Bukanlah suatu solusi yang tepat, sebab di satu sisi, negara sudah memiliki Badan Pembinaan Ideologi Pancasila (BPIP), yang berada di bawah dan bertanggung jawab kepada Presiden, dan bertugas membantu Presiden, dalam merumuskan arah kebijakan pembinaan ideologi Pancasila.

Sehingga sepatutnya, BPIP inilah yang seharusnya diperkuat, bukan justru membentuk kementerian atau badan baru, di tengah semangat efesiensi yang disuarakan oleh Presiden Joko Widodo.

F-PKS sangat keberatan, dengan tidak dimuatnya ketentuan terkait dengan TAP MPRS Nomor XXV/MPRS/1966 tentang Pembubaran PKI dan Larangan Setiap Kegiatan untuk Menyebarkan atau Mengembangkan Paham atau Ajaran Komunisme/Marxisme-Leninisme, ke dalam ketentuan mengingat dari RUU ini.

Hal ini, menurut kami, merupakan suatu kekeliruan yang fatal, sebab ketentuan tersebut masih berlaku dan belum dicabut sampai saat ini.

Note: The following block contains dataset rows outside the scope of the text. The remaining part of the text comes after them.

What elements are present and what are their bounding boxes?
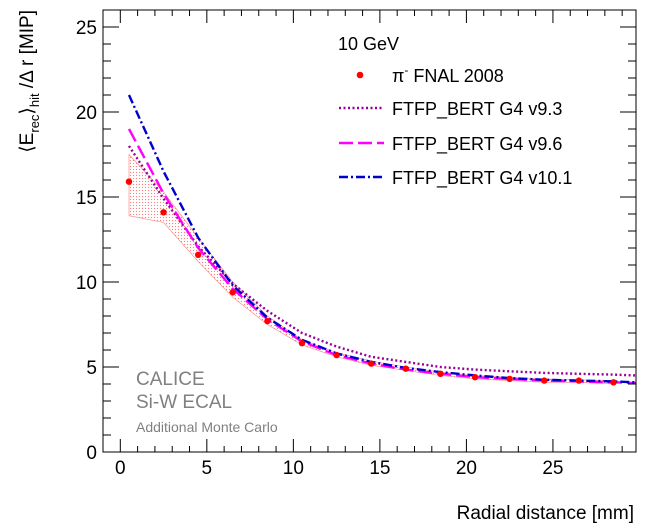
- legend-label-data-sup: -: [404, 63, 408, 77]
- y-tick-label: 0: [86, 443, 97, 464]
- data-point: [471, 374, 479, 381]
- data-point: [437, 370, 444, 377]
- y-axis-title-sub-hit: hit: [27, 93, 42, 107]
- data-point: [368, 360, 375, 367]
- legend-label-data-pi: π: [392, 66, 404, 86]
- y-axis-title-open: ⟨E: [17, 133, 38, 153]
- y-axis-title-close: ⟩: [17, 107, 38, 114]
- x-axis-title: Radial distance [mm]: [457, 503, 634, 524]
- y-tick-label: 25: [76, 18, 97, 39]
- y-axis-title-sub-rec: rec: [27, 114, 42, 133]
- y-tick-label: 15: [76, 188, 97, 209]
- y-axis-tick-labels: 0 5 10 15 20 25: [76, 18, 97, 464]
- data-point: [264, 317, 271, 325]
- data-systematic-band: [128, 153, 614, 385]
- y-tick-label: 10: [76, 273, 97, 294]
- legend-label-v101: FTFP_BERT G4 v10.1: [392, 168, 572, 189]
- data-point: [229, 289, 236, 296]
- y-axis-title-rest: /Δ r [MIP]: [17, 10, 38, 93]
- x-tick-label: 10: [283, 458, 304, 479]
- legend-energy-label: 10 GeV: [338, 34, 399, 54]
- legend-label-v93: FTFP_BERT G4 v9.3: [392, 99, 562, 120]
- annotation-ecal: Si-W ECAL: [136, 392, 232, 413]
- data-points: [125, 178, 617, 386]
- data-point: [506, 375, 513, 383]
- legend-label-v96: FTFP_BERT G4 v9.6: [392, 134, 562, 155]
- data-point: [402, 365, 410, 372]
- y-axis-title: ⟨Erec⟩hit /Δ r [MIP]: [17, 10, 42, 153]
- sim-curve-v93: [127, 145, 636, 377]
- sim-curve-v101: [127, 94, 636, 384]
- y-tick-label: 20: [76, 103, 97, 124]
- data-point: [575, 377, 583, 384]
- legend-marker-data: [356, 71, 364, 79]
- data-point: [610, 379, 617, 386]
- data-point: [125, 178, 133, 185]
- simulation-curves: [127, 94, 636, 385]
- data-point: [194, 251, 202, 258]
- y-axis-ticks: [103, 9, 636, 453]
- data-point: [541, 377, 548, 384]
- x-tick-label: 25: [542, 458, 563, 479]
- x-axis-ticks: [102, 10, 623, 452]
- x-tick-label: 0: [115, 458, 126, 479]
- x-tick-label: 15: [369, 458, 390, 479]
- x-tick-label: 5: [202, 458, 213, 479]
- data-point: [333, 351, 340, 359]
- annotation-monte-carlo: Additional Monte Carlo: [136, 419, 278, 435]
- annotation-calice: CALICE: [136, 369, 205, 390]
- calice-annotation: CALICE Si-W ECAL Additional Monte Carlo: [136, 369, 278, 435]
- legend-label-data: π- FNAL 2008: [392, 63, 504, 86]
- x-tick-label: 20: [456, 458, 477, 479]
- y-tick-label: 5: [86, 358, 97, 379]
- data-point: [298, 340, 306, 347]
- sim-curve-v96: [127, 128, 636, 385]
- data-point: [160, 209, 167, 216]
- x-axis-tick-labels: 0 5 10 15 20 25: [115, 458, 563, 479]
- legend-label-data-rest: FNAL 2008: [408, 66, 503, 86]
- legend: 10 GeV π- FNAL 2008 FTFP_BERT G4 v9.3 FT…: [338, 34, 572, 189]
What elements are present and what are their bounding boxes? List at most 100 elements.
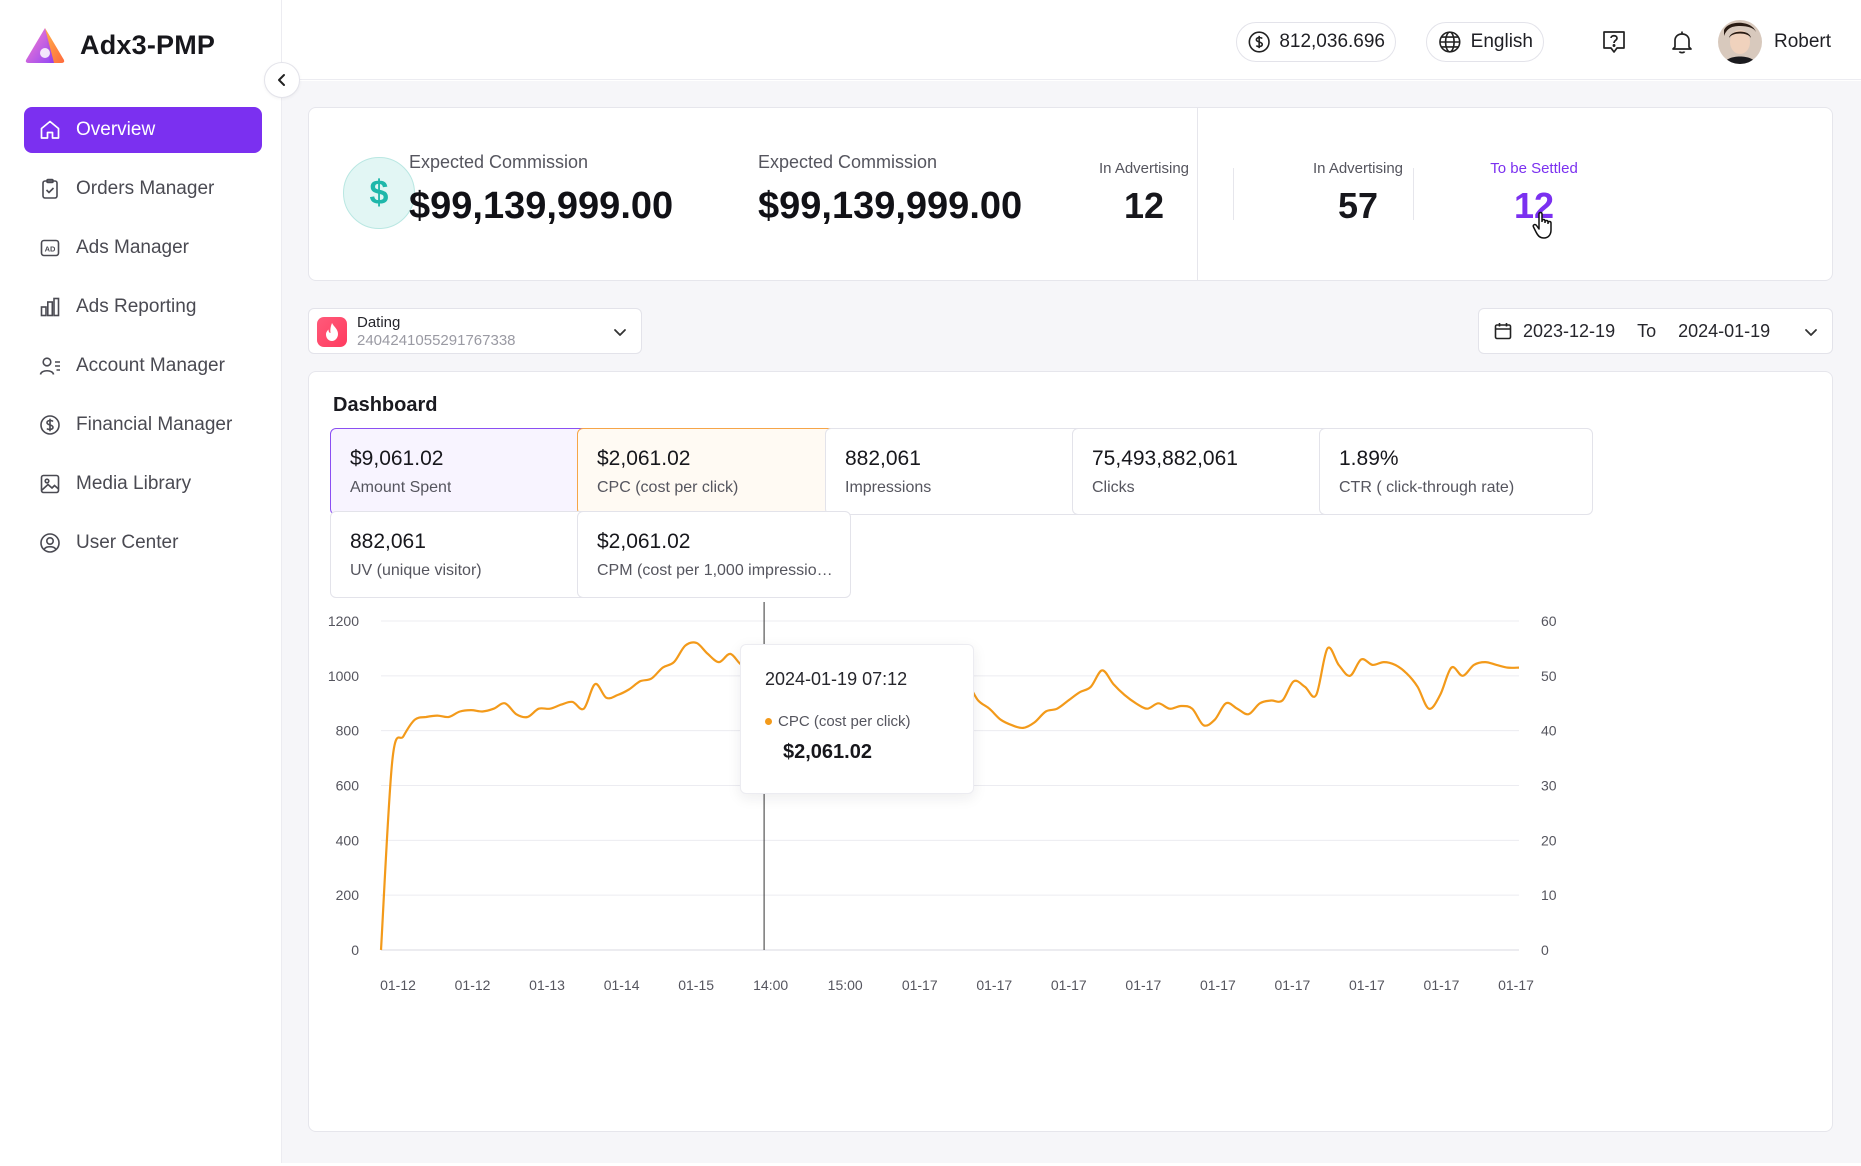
metric-value: $2,061.02 — [597, 447, 691, 470]
metric-clicks[interactable]: 75,493,882,061 Clicks — [1072, 428, 1346, 515]
sidebar-item-ads-reporting[interactable]: Ads Reporting — [24, 284, 262, 330]
y-tick-right: 50 — [1541, 668, 1557, 684]
series-dot — [765, 718, 772, 725]
dollar-icon: $ — [343, 157, 415, 229]
x-tick: 01-17 — [1349, 977, 1385, 993]
metric-uv[interactable]: 882,061 UV (unique visitor) — [330, 511, 604, 598]
x-tick: 15:00 — [828, 977, 863, 993]
dollar-circle-icon — [1248, 31, 1270, 53]
sidebar-item-account-manager[interactable]: Account Manager — [24, 343, 262, 389]
sidebar-item-overview[interactable]: Overview — [24, 107, 262, 153]
x-tick: 01-15 — [678, 977, 714, 993]
tooltip-series: CPC (cost per click) — [765, 713, 911, 730]
y-tick-right: 20 — [1541, 832, 1557, 848]
sidebar-item-label: Account Manager — [76, 355, 225, 376]
sidebar-item-orders-manager[interactable]: Orders Manager — [24, 166, 262, 212]
sidebar-item-media-library[interactable]: Media Library — [24, 461, 262, 507]
bell-icon[interactable] — [1668, 28, 1696, 56]
kpi-in-advertising-1: In Advertising 12 — [1064, 160, 1224, 227]
dating-app-icon — [317, 317, 347, 347]
kpi-value: 12 — [1123, 185, 1165, 226]
cpc-line-chart[interactable]: 0 0 200 10 400 20 600 30 800 40 1000 50 1200 60 01-12 0… — [309, 372, 1832, 1131]
image-icon — [40, 474, 60, 494]
metric-value: 882,061 — [845, 447, 921, 470]
metric-value: $2,061.02 — [597, 530, 691, 553]
metric-value: 1.89% — [1339, 447, 1399, 470]
date-to: 2024-01-19 — [1678, 320, 1771, 341]
x-tick: 01-17 — [1200, 977, 1236, 993]
language-selector[interactable]: English — [1426, 22, 1544, 62]
kpi-label: In Advertising — [1312, 160, 1404, 177]
sidebar-item-user-center[interactable]: User Center — [24, 520, 262, 566]
stats-card: $ Expected Commission $99,139,999.00 Exp… — [308, 107, 1833, 281]
dashboard-title: Dashboard — [333, 394, 438, 416]
collapse-sidebar-button[interactable] — [264, 62, 300, 98]
balance-value: 812,036.696 — [1279, 31, 1385, 52]
home-icon — [40, 120, 60, 139]
x-tick: 01-17 — [1498, 977, 1534, 993]
commission-value: $99,139,999.00 — [758, 185, 1023, 227]
user-name: Robert — [1774, 31, 1832, 52]
metric-cpc[interactable]: $2,061.02 CPC (cost per click) — [577, 428, 851, 515]
app-name: Dating — [357, 314, 401, 331]
x-tick: 01-17 — [1424, 977, 1460, 993]
sidebar: Adx3-PMP Overview Orders Manager AD Ads … — [0, 0, 282, 1163]
user-circle-icon — [40, 533, 60, 553]
sidebar-item-financial-manager[interactable]: Financial Manager — [24, 402, 262, 448]
avatar — [1718, 20, 1762, 64]
y-tick-left: 400 — [336, 832, 360, 848]
y-tick-right: 40 — [1541, 723, 1557, 739]
hand-cursor-icon — [1532, 211, 1552, 239]
metric-ctr[interactable]: 1.89% CTR ( click-through rate) — [1319, 428, 1593, 515]
commission-label: Expected Commission — [758, 152, 938, 172]
y-tick-right: 10 — [1541, 887, 1557, 903]
date-range-picker[interactable]: 2023-12-19 To 2024-01-19 — [1478, 308, 1833, 354]
kpi-to-be-settled[interactable]: To be Settled 12 — [1454, 160, 1614, 227]
divider — [1413, 168, 1414, 220]
calendar-icon — [1494, 323, 1512, 340]
kpi-value: 57 — [1337, 185, 1379, 226]
y-tick-left: 600 — [336, 778, 360, 794]
y-tick-right: 30 — [1541, 778, 1557, 794]
sidebar-item-ads-manager[interactable]: AD Ads Manager — [24, 225, 262, 271]
help-icon[interactable] — [1600, 28, 1628, 56]
divider — [1197, 108, 1198, 280]
sidebar-item-label: Media Library — [76, 473, 192, 494]
x-tick: 01-17 — [976, 977, 1012, 993]
globe-icon — [1439, 31, 1461, 53]
kpi-in-advertising-2: In Advertising 57 — [1278, 160, 1438, 227]
metric-cpm[interactable]: $2,061.02 CPM (cost per 1,000 impression… — [577, 511, 851, 598]
x-tick: 01-17 — [1125, 977, 1161, 993]
sidebar-nav: Overview Orders Manager AD Ads Manager A… — [24, 107, 262, 579]
y-tick-left: 200 — [336, 887, 360, 903]
date-from: 2023-12-19 — [1523, 320, 1616, 341]
tooltip-time: 2024-01-19 07:12 — [765, 669, 908, 689]
commission-block-1: Expected Commission $99,139,999.00 — [409, 152, 673, 228]
brand-logo-icon — [25, 28, 65, 63]
commission-value: $99,139,999.00 — [409, 185, 674, 227]
balance-pill[interactable]: 812,036.696 — [1236, 22, 1396, 62]
sidebar-item-label: Orders Manager — [76, 178, 215, 199]
tooltip-series-name: CPC (cost per click) — [778, 713, 911, 730]
brand[interactable]: Adx3-PMP — [24, 26, 215, 64]
sidebar-item-label: Ads Manager — [76, 237, 190, 258]
app-id: 2404241055291767338 — [357, 332, 516, 349]
app-selector[interactable]: Dating 2404241055291767338 — [308, 308, 642, 354]
sidebar-item-label: Overview — [76, 119, 156, 140]
commission-block-2: Expected Commission $99,139,999.00 — [758, 152, 1022, 228]
dashboard-card: Dashboard $9,061.02 Amount Spent $2,061.… — [308, 371, 1833, 1132]
metric-impressions[interactable]: 882,061 Impressions — [825, 428, 1099, 515]
metric-value: 75,493,882,061 — [1092, 447, 1238, 470]
main-content: $ Expected Commission $99,139,999.00 Exp… — [282, 81, 1861, 1163]
x-tick: 01-12 — [380, 977, 416, 993]
x-tick: 01-17 — [1274, 977, 1310, 993]
x-tick: 01-14 — [604, 977, 640, 993]
user-menu[interactable]: Robert — [1718, 20, 1831, 64]
ad-icon: AD — [40, 239, 60, 257]
sidebar-item-label: Financial Manager — [76, 414, 233, 435]
y-tick-right: 0 — [1541, 942, 1549, 958]
y-tick-left: 800 — [336, 723, 360, 739]
kpi-value: 12 — [1513, 185, 1555, 226]
x-tick: 01-13 — [529, 977, 565, 993]
kpi-label: In Advertising — [1098, 160, 1190, 177]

Perlu disampaikan, bahwa F-PKS, sudah dua kali memberikan catatan ini, baik pada draf tanggal 9 April, dan draf 22 April, kepada pimpinan Badan Legislasi, untuk memasukkan ketentuan terkait TAP MPRS ini, ke dalam ketentuan mengingat.

Akan tetapi, sampai saat ini ketentuan tersebut tidak masuk ke dalam ketentuan mengingat.

Padahal sejarah telah membuktikan, bahwa ada pihak-pihak atau golongan yang ingin mengubah ideologi negara kita, menjadi ideologi terlarang.

Sehingga menurut kami, ketentuan tentang TAP MPRS itu, selama masih hidup dan dinyatakan berlaku, mutlak harus dimasukkan dalam ketentuan mengingat dari RUU HIP, karena hal ini adalah esensi penting, dan ruh dari idelogi negara, melalui Ideologi Pancasila.

Karena itu, F-PKS menolak RUU HIP ini ditetapkan menjadi RUU usul inisiatif DPR, tanpa terlebih dulu memasukkan tentang TAP MPRS Nomor XXV/MPRS/1966.

F-PKS menyatakan menolak, dengan catatan RUU HIP, untuk ditetapkan sebagai RUU inisiatif DPR, sebelum RUU ini mengakomodir terlebih dahulu ketentuan terkait dengan TAP MPRS Nomor XXV/MPRS/1966 tentang Pembubaran PKI dan Larangan Setiap Kegiatan untuk Menyebarkan atau Mengembangkan Paham atau Ajaran Komunisme/Marxisme-Leninisme, ke dalam ketentuan mengingat dari RUU ini.”